Bu noktada, hikâyeyi “biz”e çevirerek anlatabilirim... Her şey bir yana, Ankaralılara umut aşılayan bir radyoyduk. Bir yandan bağımsız ve doğru bir habercilik yapmaya çalışırken diğer yandan güzel şarkıları dinleyiciyle buluşturmayı hedefliyorduk. Üniversitelerden fabrikalara, demokratik kitle örgütlerinden sokaktaki insana, pek çok yerden gelen haberleri kendimizce süzüyor, ana akım medyada yer almayanları dinleyiciye ulaştırıyorduk.
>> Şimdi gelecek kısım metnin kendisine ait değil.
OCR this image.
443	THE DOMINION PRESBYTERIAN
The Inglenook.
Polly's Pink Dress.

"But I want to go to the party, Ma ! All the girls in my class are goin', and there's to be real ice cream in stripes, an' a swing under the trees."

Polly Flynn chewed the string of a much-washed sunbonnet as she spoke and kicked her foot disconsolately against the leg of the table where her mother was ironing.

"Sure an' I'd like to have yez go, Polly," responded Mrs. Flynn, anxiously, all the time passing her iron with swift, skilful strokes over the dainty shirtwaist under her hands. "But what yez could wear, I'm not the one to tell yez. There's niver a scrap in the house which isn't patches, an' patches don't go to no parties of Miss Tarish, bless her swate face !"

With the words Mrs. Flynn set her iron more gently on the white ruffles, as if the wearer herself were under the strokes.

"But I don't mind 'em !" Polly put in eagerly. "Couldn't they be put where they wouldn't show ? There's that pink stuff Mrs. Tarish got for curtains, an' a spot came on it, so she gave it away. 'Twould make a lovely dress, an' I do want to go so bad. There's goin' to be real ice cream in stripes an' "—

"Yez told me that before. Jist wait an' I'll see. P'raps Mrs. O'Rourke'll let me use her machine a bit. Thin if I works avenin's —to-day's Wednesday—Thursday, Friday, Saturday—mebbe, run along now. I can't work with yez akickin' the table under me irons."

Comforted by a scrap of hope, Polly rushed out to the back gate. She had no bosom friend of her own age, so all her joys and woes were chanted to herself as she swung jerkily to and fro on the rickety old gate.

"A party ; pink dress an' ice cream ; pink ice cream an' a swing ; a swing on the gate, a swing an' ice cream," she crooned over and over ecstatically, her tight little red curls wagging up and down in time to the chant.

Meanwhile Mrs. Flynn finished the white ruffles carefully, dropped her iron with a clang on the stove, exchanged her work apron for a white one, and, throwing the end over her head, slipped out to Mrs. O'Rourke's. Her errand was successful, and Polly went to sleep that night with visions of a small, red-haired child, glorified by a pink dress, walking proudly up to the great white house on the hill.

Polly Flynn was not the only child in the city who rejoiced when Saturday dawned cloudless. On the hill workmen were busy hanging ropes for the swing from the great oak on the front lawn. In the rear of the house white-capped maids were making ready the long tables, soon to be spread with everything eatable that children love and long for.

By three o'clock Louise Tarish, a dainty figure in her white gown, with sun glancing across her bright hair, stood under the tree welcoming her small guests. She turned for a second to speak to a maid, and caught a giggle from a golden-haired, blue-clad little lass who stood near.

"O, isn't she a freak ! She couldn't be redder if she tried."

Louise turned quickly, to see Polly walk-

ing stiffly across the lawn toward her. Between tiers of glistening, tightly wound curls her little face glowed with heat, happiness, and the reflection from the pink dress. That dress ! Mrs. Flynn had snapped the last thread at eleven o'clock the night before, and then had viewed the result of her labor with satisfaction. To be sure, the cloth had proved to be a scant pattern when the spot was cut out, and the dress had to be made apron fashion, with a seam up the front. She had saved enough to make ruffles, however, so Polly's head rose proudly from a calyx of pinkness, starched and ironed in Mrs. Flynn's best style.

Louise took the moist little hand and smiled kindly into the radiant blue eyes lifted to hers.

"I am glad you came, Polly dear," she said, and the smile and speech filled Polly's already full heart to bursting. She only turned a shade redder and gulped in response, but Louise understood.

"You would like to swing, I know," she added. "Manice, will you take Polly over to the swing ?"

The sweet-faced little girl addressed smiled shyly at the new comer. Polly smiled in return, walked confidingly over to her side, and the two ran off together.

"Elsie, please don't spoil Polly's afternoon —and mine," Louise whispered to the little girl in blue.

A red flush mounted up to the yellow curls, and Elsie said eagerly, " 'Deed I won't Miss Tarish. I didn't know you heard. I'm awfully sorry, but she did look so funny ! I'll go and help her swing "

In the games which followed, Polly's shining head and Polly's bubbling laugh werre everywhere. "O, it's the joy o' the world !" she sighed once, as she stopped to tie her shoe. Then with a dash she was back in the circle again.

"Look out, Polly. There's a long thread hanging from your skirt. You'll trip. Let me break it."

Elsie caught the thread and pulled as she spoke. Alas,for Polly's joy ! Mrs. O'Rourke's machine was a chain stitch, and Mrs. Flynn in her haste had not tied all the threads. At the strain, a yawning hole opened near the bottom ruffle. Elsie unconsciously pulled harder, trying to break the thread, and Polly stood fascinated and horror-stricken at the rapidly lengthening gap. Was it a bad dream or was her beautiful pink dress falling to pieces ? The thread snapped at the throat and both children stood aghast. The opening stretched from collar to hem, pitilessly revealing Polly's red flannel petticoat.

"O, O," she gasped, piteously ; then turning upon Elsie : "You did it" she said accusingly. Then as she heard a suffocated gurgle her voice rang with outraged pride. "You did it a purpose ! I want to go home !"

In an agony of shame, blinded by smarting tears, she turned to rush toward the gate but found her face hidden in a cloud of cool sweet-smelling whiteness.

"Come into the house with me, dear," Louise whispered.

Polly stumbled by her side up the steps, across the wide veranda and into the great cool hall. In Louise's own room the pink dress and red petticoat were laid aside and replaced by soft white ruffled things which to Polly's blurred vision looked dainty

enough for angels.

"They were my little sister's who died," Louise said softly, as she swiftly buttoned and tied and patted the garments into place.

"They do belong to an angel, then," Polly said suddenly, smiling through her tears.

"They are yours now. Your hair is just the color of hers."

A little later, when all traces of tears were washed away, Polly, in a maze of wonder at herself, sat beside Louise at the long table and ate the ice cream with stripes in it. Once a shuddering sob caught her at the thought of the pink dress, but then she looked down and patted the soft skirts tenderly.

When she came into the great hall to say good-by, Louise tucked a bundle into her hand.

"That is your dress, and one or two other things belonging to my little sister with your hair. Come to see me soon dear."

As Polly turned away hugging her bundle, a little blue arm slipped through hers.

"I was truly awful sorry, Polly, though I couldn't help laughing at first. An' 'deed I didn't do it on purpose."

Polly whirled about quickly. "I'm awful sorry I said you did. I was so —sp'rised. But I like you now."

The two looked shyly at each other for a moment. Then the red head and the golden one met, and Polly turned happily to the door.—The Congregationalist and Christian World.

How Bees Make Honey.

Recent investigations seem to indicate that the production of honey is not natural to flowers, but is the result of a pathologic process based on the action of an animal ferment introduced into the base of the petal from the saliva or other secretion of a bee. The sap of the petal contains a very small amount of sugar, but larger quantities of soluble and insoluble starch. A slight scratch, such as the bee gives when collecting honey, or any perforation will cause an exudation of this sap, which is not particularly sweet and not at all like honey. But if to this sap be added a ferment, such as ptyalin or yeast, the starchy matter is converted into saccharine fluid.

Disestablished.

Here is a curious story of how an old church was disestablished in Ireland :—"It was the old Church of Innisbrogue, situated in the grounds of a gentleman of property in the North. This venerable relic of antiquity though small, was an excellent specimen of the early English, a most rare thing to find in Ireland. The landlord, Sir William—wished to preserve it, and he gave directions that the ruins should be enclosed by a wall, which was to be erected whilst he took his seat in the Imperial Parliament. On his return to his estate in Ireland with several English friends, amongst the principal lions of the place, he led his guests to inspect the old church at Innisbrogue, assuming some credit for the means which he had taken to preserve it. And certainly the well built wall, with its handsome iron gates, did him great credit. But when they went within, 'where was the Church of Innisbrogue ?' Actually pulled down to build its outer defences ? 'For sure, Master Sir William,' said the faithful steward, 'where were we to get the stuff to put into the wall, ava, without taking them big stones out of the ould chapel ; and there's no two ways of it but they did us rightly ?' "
Yeni çıkan albümleri özenle dinliyor, türkülerden en sert rock şarkılarına uzanan geniş repertuvarı, günün farklı saatlerine yayarak çalıyorduk. Programlarımız güzel ve özeldi. Kendi adıma, içinde bulunmaktan gurur duyduğum şahane bir deneyimdi –ki yolumu orada çizdiğim için, hayatımdaki en önemli kırılma noktası aynı zamanda.
Bu uzun girizgah sonrasında, sözü, radyoda sürekli çaldığımız iki şarkıya getirmek isterim. İlki, 1991 yılında Ada Müzik tarafından yayımlanan Sevinç Eratalay albümü “Yeniden Başlamalı”ya adını veren şarkı: “Bir yaprak düşer bir ince dal / Kırılır / Yüreğimde / Bir yol gider inceden, inceden / Bir rüzgar eser eser… // Çarpar yüreğim, yüreğim / Yeniden / Bir umut düşer toprağa / Yüreğimden / Bir aşk, bir sevda / Yeniden, yeniden / Güneşin saçları gelecek…” Programlarımda ya da yaptığım akışlarda çok çaldığım şarkılardan biriydi bu. Sözlerindeki umudu, müziğindeki inceliği severdim. O günden bugüne bir şey değişmedi elbette: Hâlâ çok seviyorum. Hâlâ bunaldığım zamanlarda elimi atıyorum, “yeniden” dinliyorum…
İkinci şarkı, hemen hemen aynı yıllarda yayımlanan Hüsnü Arkan albümü “Bir Yalnızlık Ezgisi”nden. Kalan Müzik tarafından basılan bir kasetti ve şarkıların düzenlemeleri Şanar Yurdatapan’a aitti. Sürekli çaldığımız iki şarkı vardı: “Yeniden” ve “Nereye Uçar Turnalar”… Sevinç Eratalay’ın da konserlerinde seslendirdiği “Yeniden”, sözleriyle umudu diri tutan şarkılardandı: “Yeniden doğup eline günün / Yeniden duyup adını gülün / Yeniden başlamalı / Yeniden anlamalı / Yeniden dinlemeli o yiten türküleri…” Radyo Arkadaş, “yiten türküleri” dinleyiciyle buluşturmayı görev edinmişti: Âşık İhsani’den Emekçi’ye, Zülfü Livaneli’den Ali Asker’e, radyolarda ve televizyonlarda çalınmayan ya da çalınamayan ne kadar şarkı, türkü, marş varsa 88.4 frekansı aracılığıyla yayılırdı. Hatırlatırdık. Hüsnü Arkan’ın, “Yeniden”inde rastladığımız “Dağılır gider kara bir bulut, dokununca bir dost eli” dizesindeki “dost eli”ydi. Arkan, şarkının ilerleyen dakikalarında, “Nerede tükettin türkülerini, yanıyor işte ışık o serin dost odalarında” der. Radyomuz, o serin dost odalarını müziğiyle ve sohbetiyle doldururdu.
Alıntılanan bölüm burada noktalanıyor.